The trip to Austin was exciting, funny, loud, emotional, and hot. After working our way to the top in Area, our Percussion Ensemble received the gold medal and the green light to advance to State. Aside from the fact that on the way to Austin the buses broke down in 100 degree weather, the restrooms didn’t work, and “Real Steel” was played over and over again during the 10 hour trip, everyone was nothing but smiles and anticipation.
Once the group reached the hotel, we stayed in awe of the contrast between the arid desert of El Paso and the luscious greenery of Austin. But from there on out even though my group and I were excited to be there, a cloud loomed over all of our heads, expectancy of what was to come the next day. We had to wake up early the day of competition because aside from the fact that we had a U-Haul truck full of heavy equipment to unload and prepare for our performance, the weather had suddenly decided to break lose and shower us in thundering rain. As we ran around like headless roosters, rushing our instruments to dry shelter, everyone was suddenly in a foul mood because of the stressful situation that we were in. The water that kept seeping into our shoes, the cold air that penetrated every part of our rain soaked clothes, and the tight schedule that reminded us every minuted mattered placed everyone in a frenzied state. In the midst of all the beauty we had hardly ever seen, all anyone could focus on was the passing minutes that brought us closer and closer to the performance that determined whether or not our trip here was going to be worth it.

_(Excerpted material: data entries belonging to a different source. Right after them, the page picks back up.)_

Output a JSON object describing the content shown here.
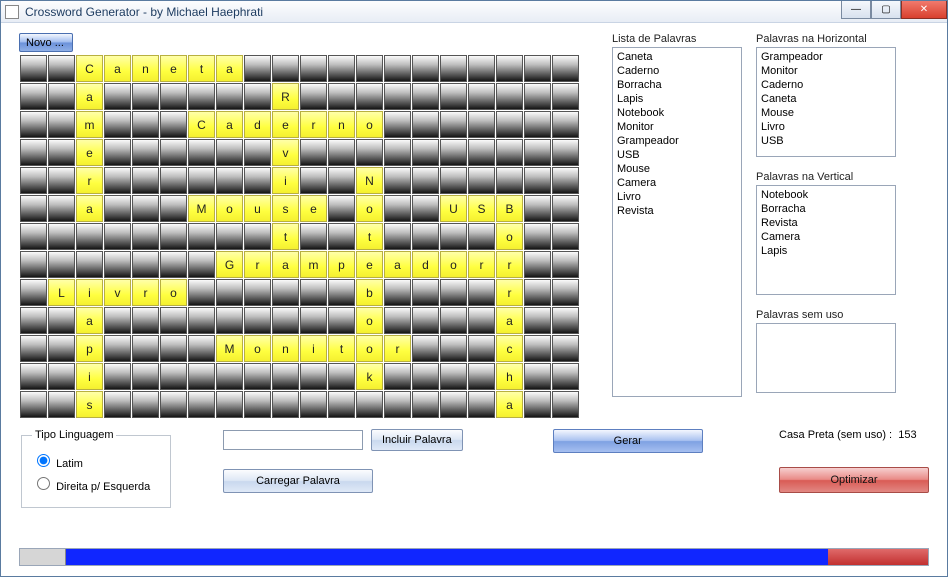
{
  "window": {
    "title": "Crossword Generator - by Michael Haephrati"
  },
  "toolbar": {
    "novo": "Novo ..."
  },
  "grid": {
    "cols": 20,
    "rows": 12,
    "cells": {
      "0": {
        "2": "C",
        "3": "a",
        "4": "n",
        "5": "e",
        "6": "t",
        "7": "a"
      },
      "1": {
        "2": "a",
        "9": "R"
      },
      "2": {
        "2": "m",
        "6": "C",
        "7": "a",
        "8": "d",
        "9": "e",
        "10": "r",
        "11": "n",
        "12": "o"
      },
      "3": {
        "2": "e",
        "9": "v"
      },
      "4": {
        "2": "r",
        "9": "i",
        "12": "N"
      },
      "5": {
        "2": "a",
        "6": "M",
        "7": "o",
        "8": "u",
        "9": "s",
        "10": "e",
        "12": "o",
        "15": "U",
        "16": "S",
        "17": "B"
      },
      "6": {
        "9": "t",
        "12": "t",
        "17": "o"
      },
      "7": {
        "7": "G",
        "8": "r",
        "9": "a",
        "10": "m",
        "11": "p",
        "12": "e",
        "13": "a",
        "14": "d",
        "15": "o",
        "16": "r",
        "17": "r"
      },
      "8": {
        "1": "L",
        "2": "i",
        "3": "v",
        "4": "r",
        "5": "o",
        "12": "b",
        "17": "r"
      },
      "9": {
        "2": "a",
        "12": "o",
        "17": "a"
      },
      "10": {
        "2": "p",
        "7": "M",
        "8": "o",
        "9": "n",
        "10": "i",
        "11": "t",
        "12": "o",
        "13": "r",
        "17": "c"
      },
      "11": {
        "2": "i",
        "12": "k",
        "17": "h"
      },
      "12": {
        "2": "s",
        "17": "a"
      }
    }
  },
  "lists": {
    "palavras_label": "Lista de Palavras",
    "palavras": [
      "Caneta",
      "Caderno",
      "Borracha",
      "Lapis",
      "Notebook",
      "Monitor",
      "Grampeador",
      "USB",
      "Mouse",
      "Camera",
      "Livro",
      "Revista"
    ],
    "horiz_label": "Palavras na Horizontal",
    "horiz": [
      "Grampeador",
      "Monitor",
      "Caderno",
      "Caneta",
      "Mouse",
      "Livro",
      "USB"
    ],
    "vert_label": "Palavras na Vertical",
    "vert": [
      "Notebook",
      "Borracha",
      "Revista",
      "Camera",
      "Lapis"
    ],
    "semuso_label": "Palavras sem uso",
    "semuso": []
  },
  "lang": {
    "legend": "Tipo Linguagem",
    "latim": "Latim",
    "direita": "Direita p/ Esquerda"
  },
  "buttons": {
    "incluir": "Incluir Palavra",
    "carregar": "Carregar Palavra",
    "gerar": "Gerar",
    "optimizar": "Optimizar"
  },
  "status": {
    "casapreta_label": "Casa Preta (sem uso)  :",
    "casapreta_value": "153"
  }
}
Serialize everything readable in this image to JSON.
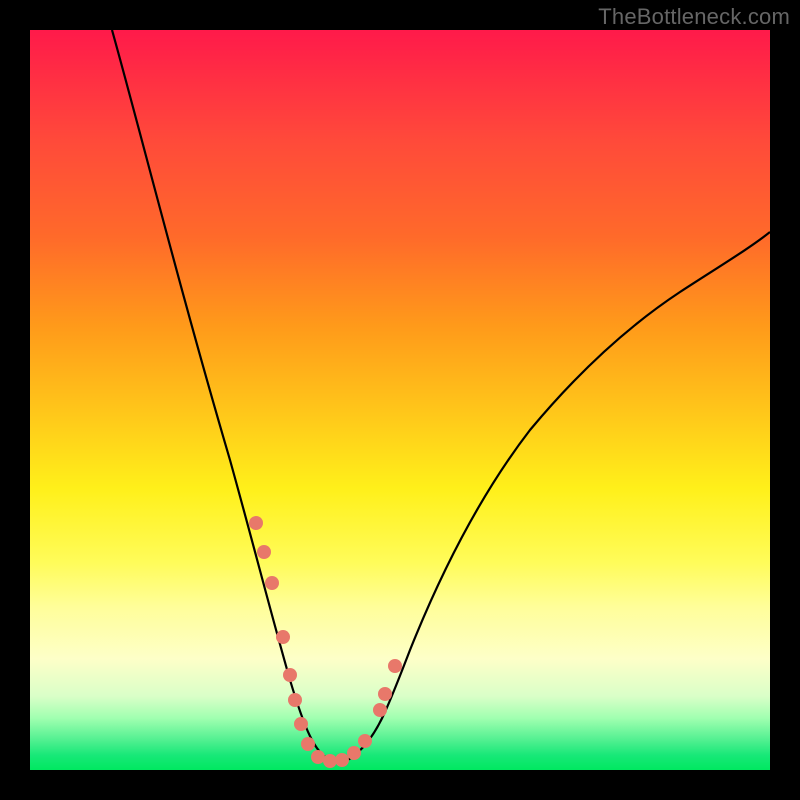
{
  "watermark": "TheBottleneck.com",
  "chart_data": {
    "type": "line",
    "title": "",
    "xlabel": "",
    "ylabel": "",
    "xlim": [
      0,
      100
    ],
    "ylim": [
      0,
      100
    ],
    "series": [
      {
        "name": "bottleneck-curve",
        "x": [
          11,
          15,
          20,
          25,
          28,
          30,
          32,
          34,
          36,
          38,
          40,
          42,
          44,
          47,
          50,
          55,
          60,
          65,
          70,
          75,
          80,
          85,
          90,
          95,
          100
        ],
        "y": [
          100,
          87,
          71,
          55,
          44,
          36,
          27,
          17,
          9,
          3,
          1,
          1,
          2,
          6,
          13,
          24,
          34,
          42,
          49,
          55,
          60,
          64,
          68,
          71,
          74
        ]
      }
    ],
    "highlight_points": {
      "name": "optimal-range-markers",
      "x": [
        30.5,
        32,
        34,
        36,
        38,
        40,
        42,
        44,
        47,
        47.8
      ],
      "y": [
        33,
        23,
        12,
        6,
        2,
        1,
        1,
        3,
        9,
        13
      ]
    },
    "background_gradient": {
      "top_color": "#ff1a4a",
      "bottom_color": "#00e860",
      "description": "red-orange-yellow-green vertical gradient"
    }
  }
}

Finally after about half an hour and one last run through, my group was called in to be judged on the piece we had worked on so hard to prepare. Our judge was a sweet elderly woman who seemed as gentle as a butterfly, yet this did not calm my nerves as the opening notes sounded and my heart leapt to my throat. At first I felt as though the adrenaline running through my veins might cause me to make a mistake and lose the gold medal for the group, but the more I looked around at my companions playing and grooving to the beat, the more I myself felt the music. By the end of the performance all that we were focused on was playing music and having fun, which was what we had came to do in the first place. We still had to wait about an hour after everything was over to receive our results but we were no longer worried. We gave our best and left everything we had onstage, therefore we were content with whatever happened, win or lose. The cloud was now lifted and our eyes could now not only see the beauty all around us, but the beauty in each other. This trip was not only for competition, it was our last goodbye for those who were already graduating and whom we had formed a bond with for three long years. In that moment joking commenced again and our hearts were able to appreciate these moments with each other, recalling old memories from when we had just met and commenting on the changes that had occurred in the course of three years. It was in the midst of all this fun that our band director came bearing the news of our results, we had won gold.